Robust Control of Partially Observable Failing Systems
成果类型:
Article
署名作者:
Kim, Michael Jong
署名单位:
University of Toronto
刊物名称:
OPERATIONS RESEARCH
ISSN/ISSBN:
0030-364X
DOI:
10.1287/opre.2016.1495
发表日期:
2016
页码:
999-1014
关键词:
optimal replacement policies
relative entropy
optimization
摘要:
This paper is concerned with optimal maintenance decision making in the presence of model misspecification. Specifically, we are interested in the situation where the decision maker fears that a nominal Bayesian model may be miss-specified or unrealistic, and would like to find policies that work well even when the underlying model is flawed.

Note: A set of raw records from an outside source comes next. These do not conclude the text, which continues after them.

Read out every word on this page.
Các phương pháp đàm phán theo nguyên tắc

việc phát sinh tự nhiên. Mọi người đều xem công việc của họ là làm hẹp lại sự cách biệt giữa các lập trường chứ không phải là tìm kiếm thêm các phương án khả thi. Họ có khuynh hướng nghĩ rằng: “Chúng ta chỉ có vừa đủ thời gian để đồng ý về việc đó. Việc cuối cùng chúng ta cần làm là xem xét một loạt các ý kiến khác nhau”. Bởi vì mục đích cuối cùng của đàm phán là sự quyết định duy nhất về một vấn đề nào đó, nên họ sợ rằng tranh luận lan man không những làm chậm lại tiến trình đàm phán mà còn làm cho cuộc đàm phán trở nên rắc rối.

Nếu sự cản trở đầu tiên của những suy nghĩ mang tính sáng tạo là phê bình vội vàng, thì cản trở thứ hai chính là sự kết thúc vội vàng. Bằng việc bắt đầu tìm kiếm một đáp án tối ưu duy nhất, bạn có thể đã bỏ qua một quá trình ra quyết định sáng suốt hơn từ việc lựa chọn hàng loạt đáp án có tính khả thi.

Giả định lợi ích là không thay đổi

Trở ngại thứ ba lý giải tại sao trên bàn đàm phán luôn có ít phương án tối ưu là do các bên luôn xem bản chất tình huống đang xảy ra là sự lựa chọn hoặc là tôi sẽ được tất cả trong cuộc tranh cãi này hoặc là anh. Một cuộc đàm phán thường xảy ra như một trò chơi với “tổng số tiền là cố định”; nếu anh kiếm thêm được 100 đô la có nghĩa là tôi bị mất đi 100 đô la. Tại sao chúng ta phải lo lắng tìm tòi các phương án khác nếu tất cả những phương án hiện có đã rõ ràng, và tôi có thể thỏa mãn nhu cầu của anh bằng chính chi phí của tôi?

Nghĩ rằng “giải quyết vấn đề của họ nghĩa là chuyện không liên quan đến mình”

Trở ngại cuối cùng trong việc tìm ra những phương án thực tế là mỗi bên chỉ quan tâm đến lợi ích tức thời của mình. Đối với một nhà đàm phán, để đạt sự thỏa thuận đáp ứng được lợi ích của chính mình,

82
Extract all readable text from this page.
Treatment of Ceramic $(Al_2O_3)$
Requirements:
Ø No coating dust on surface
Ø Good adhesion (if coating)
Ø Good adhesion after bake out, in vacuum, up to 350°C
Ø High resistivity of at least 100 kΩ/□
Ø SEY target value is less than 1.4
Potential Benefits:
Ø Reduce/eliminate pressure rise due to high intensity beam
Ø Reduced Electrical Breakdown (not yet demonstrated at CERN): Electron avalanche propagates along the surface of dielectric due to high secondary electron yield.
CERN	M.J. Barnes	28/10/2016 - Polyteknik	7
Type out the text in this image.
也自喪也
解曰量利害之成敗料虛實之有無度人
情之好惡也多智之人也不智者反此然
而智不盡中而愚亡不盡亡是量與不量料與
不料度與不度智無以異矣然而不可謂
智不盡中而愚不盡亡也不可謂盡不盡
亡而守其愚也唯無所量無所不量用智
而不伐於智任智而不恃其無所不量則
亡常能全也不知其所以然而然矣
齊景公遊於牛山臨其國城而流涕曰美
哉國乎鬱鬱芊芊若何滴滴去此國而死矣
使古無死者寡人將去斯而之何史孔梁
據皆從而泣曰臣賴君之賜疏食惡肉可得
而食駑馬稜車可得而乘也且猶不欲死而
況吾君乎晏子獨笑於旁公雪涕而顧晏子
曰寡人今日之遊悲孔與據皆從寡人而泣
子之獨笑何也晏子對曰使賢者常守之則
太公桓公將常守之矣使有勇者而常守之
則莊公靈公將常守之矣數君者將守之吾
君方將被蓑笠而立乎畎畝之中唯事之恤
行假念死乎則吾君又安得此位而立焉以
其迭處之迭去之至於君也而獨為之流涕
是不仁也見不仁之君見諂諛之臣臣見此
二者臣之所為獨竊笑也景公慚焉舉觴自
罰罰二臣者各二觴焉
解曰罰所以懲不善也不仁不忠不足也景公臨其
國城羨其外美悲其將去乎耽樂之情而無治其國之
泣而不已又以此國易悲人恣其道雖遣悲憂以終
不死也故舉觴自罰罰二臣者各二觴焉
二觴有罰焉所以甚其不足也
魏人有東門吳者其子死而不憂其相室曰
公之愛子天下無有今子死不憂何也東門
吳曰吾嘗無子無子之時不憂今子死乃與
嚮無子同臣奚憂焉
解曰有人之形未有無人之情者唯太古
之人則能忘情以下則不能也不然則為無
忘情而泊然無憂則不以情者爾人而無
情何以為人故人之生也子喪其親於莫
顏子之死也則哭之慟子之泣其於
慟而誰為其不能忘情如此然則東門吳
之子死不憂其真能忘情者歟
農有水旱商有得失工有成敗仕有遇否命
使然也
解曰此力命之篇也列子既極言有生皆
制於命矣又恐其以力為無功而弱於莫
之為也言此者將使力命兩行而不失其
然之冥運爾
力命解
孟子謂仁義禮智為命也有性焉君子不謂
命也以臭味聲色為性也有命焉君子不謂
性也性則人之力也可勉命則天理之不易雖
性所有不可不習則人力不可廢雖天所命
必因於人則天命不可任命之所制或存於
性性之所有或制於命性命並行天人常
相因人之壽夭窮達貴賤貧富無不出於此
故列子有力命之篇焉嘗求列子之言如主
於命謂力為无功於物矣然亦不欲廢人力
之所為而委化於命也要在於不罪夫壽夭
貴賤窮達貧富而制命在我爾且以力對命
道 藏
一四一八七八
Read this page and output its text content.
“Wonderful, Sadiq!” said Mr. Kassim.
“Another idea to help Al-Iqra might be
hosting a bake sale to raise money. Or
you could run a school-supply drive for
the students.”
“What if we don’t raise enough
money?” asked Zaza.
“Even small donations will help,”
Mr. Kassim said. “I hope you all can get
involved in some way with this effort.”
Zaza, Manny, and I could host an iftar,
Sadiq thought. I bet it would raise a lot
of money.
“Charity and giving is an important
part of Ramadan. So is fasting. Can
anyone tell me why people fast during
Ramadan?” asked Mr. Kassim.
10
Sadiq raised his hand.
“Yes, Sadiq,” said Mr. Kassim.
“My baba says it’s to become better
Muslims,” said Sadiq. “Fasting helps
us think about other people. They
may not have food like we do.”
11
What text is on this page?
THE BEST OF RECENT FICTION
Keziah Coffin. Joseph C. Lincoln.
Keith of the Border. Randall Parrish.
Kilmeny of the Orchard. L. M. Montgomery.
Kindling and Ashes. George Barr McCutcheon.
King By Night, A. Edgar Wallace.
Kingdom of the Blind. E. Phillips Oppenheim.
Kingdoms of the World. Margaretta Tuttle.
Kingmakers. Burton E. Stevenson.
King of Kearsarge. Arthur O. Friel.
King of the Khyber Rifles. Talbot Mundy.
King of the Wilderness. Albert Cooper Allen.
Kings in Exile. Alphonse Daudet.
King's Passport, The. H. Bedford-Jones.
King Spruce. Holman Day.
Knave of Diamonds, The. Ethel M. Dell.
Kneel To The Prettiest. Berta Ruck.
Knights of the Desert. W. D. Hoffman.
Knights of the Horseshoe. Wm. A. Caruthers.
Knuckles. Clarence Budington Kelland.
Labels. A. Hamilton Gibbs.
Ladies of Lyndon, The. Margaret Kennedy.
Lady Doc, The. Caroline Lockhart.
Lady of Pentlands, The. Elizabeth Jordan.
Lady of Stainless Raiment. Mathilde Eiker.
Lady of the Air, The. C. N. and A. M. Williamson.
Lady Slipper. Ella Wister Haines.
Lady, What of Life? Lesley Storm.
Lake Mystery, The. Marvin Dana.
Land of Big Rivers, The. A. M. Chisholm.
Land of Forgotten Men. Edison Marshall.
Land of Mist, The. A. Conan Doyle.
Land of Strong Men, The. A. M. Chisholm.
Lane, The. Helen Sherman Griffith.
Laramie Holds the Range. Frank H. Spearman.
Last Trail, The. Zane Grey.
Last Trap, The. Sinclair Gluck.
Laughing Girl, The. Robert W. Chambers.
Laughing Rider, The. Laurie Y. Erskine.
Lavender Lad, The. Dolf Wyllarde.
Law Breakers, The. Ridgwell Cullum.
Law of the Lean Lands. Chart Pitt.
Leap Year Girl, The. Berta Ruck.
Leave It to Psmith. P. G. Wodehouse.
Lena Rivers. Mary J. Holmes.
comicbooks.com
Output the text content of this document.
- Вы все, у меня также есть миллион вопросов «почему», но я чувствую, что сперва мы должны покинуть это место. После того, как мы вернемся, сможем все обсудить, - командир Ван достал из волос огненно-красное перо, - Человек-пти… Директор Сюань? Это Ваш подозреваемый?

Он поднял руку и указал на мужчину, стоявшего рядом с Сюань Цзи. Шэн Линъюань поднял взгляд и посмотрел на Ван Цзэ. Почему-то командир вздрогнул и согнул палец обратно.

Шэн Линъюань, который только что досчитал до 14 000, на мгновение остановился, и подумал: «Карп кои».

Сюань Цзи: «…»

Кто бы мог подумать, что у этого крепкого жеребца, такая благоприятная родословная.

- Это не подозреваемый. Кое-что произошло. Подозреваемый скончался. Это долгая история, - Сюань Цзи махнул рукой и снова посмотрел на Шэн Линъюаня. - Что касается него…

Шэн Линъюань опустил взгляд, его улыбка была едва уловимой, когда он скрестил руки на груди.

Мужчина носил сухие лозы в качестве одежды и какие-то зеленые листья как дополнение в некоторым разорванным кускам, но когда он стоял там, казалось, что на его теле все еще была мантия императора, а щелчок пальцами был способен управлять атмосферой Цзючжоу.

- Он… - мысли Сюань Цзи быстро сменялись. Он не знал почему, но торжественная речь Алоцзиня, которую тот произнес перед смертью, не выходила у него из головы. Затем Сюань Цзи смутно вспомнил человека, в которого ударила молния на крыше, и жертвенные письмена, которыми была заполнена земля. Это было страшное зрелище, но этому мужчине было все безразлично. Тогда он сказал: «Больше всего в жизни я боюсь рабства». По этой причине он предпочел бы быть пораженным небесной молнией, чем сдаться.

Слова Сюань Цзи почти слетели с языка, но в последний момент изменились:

To this end, we formulate a robust dynamic optimization model for condition-based maintenance in which the decision maker explicitly accounts for distrust in the nominal Bayesian model by solving a worst-case problem against a second agent, nature, who has the ability to alter the underlying model distributions in an adversarial manner. The primary focus of our analysis is on establishing structural properties and insights that hold in the face of model miss-specification. In particular, we prove (i) an explicit characterization of nature's optimal response through an analysis of the robust dynamic programming equation, (ii) convexity results for both the robust value function and the optimal robust stopping region, (iii) a general robustness result for the preventive maintenance paradigm, and (iv) the optimality of a robust control limit policy for the important subclass of Bayesian change point detection problems. We illustrate our theoretical result on a real-world application from the mining industry.